We retrospectively analyzed the clinical characteristics, pathologic findings, treatments and genetic analysis of the patients with AS, and evaluated the genotype-phenotype correlation.

Results:

 

Thirty-eight patients(23females, 15males) were included into the study. The mean age at admission and the mean follow-up time were 9.14±4.31(2.9-17.4) and 3.85±2.59(0.1-10.2) years, respectively.Twenty-two pathogenic mutations and 24 variations were found, and 8 of these patients have both a pathogenic mutation and a variation.
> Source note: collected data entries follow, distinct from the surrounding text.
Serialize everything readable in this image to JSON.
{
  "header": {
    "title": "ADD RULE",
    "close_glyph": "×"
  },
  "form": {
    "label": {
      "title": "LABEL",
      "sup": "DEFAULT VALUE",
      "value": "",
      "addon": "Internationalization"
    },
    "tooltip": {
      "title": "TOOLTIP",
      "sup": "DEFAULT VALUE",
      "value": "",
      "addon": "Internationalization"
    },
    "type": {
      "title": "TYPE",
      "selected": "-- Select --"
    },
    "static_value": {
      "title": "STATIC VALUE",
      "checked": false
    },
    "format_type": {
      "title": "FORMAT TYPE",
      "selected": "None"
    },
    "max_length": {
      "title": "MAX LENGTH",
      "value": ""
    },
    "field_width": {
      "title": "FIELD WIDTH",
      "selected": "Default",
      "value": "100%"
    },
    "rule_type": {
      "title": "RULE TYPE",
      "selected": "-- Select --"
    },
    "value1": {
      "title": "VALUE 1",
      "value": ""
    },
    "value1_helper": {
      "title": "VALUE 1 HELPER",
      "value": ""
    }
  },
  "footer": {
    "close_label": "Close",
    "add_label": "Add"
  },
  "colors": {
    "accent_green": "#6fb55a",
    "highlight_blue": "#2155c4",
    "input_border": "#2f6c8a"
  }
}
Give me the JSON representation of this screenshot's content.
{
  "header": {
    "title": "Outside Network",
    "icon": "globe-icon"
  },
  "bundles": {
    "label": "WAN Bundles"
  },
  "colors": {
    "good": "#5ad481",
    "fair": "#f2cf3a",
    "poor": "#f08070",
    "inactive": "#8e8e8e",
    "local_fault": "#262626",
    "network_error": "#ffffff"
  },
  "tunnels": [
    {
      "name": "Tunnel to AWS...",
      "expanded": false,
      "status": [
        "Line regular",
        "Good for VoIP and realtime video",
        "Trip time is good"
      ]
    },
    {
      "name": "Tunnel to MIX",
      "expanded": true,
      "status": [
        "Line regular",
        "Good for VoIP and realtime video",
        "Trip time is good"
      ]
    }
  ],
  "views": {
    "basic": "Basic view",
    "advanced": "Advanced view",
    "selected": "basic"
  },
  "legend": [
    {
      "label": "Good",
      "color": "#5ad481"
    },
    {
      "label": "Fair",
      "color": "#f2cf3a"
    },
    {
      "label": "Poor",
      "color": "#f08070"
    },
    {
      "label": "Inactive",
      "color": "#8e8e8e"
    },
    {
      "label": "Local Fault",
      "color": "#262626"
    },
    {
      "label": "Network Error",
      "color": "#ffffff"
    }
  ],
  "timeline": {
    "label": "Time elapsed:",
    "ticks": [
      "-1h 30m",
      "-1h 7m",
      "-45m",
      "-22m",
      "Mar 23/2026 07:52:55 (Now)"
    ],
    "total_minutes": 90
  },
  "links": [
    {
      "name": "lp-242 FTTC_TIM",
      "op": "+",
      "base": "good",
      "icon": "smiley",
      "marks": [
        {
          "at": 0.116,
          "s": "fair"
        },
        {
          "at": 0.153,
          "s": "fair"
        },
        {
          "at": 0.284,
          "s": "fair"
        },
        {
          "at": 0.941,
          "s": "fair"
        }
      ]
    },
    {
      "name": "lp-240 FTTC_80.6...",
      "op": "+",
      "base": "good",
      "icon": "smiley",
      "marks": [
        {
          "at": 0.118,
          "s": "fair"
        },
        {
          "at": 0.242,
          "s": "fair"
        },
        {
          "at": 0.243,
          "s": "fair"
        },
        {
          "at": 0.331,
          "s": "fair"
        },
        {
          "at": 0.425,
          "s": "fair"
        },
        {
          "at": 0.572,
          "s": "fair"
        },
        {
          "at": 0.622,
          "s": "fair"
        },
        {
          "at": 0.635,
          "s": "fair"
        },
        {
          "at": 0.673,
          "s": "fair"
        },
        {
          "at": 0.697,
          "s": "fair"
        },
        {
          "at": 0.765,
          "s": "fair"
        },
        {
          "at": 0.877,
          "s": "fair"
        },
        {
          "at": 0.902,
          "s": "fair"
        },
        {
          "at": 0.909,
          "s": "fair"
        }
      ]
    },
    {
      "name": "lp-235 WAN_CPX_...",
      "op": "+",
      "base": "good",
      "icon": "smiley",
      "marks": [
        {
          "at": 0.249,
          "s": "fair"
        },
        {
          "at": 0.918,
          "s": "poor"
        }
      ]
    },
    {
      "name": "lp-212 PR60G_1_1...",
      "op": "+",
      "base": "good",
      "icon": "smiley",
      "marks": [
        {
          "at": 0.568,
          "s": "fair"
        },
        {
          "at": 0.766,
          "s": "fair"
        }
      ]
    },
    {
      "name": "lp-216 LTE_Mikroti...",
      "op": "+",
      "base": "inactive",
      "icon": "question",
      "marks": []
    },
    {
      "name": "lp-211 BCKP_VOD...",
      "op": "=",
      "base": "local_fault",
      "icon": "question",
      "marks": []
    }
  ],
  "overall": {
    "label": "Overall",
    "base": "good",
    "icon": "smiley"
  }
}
The variation in COL4A4(c.3979G>A; p.Val1327 Met) was the most common variation found in  20 patients. No pathogenic mutation was found in 13 of 20 patients and eight of them were presented with proteinuria, three with hematuria and two with parenchymal hyperechogenity on ultrasonography. Two novel mutations [one hemizygous in COL4A5(c.2870delC; p.Pro957Glnsf*39) and one in COL4A3(c.1015G>C; p.Gly339Arg)] were detected in two patients who have microscopic hematuria with massive proteinuria and macroscopic hematuria with nephritic range proteinuria, respectively. A previously unreported heterozygous variation in COL4A3(c.3211-30G>A) was detected in one patient with nephritic range proteinuria.

Conclusions:

 

According to our results, two novel mutations we found in COL4A3(c.1015G>C; p.Gly339Arg) and COL4A5(c.2870delC; p.Pro957Glnsf*39) may effect the renal phenotype of AS. In addition, COL4A4(c.3979G>A; p.Val1327 Met) variation that was previously reported benign may have pathogenicity. However, we need further large deletion/duplication studies of the COL4A3/A4/A5 genes.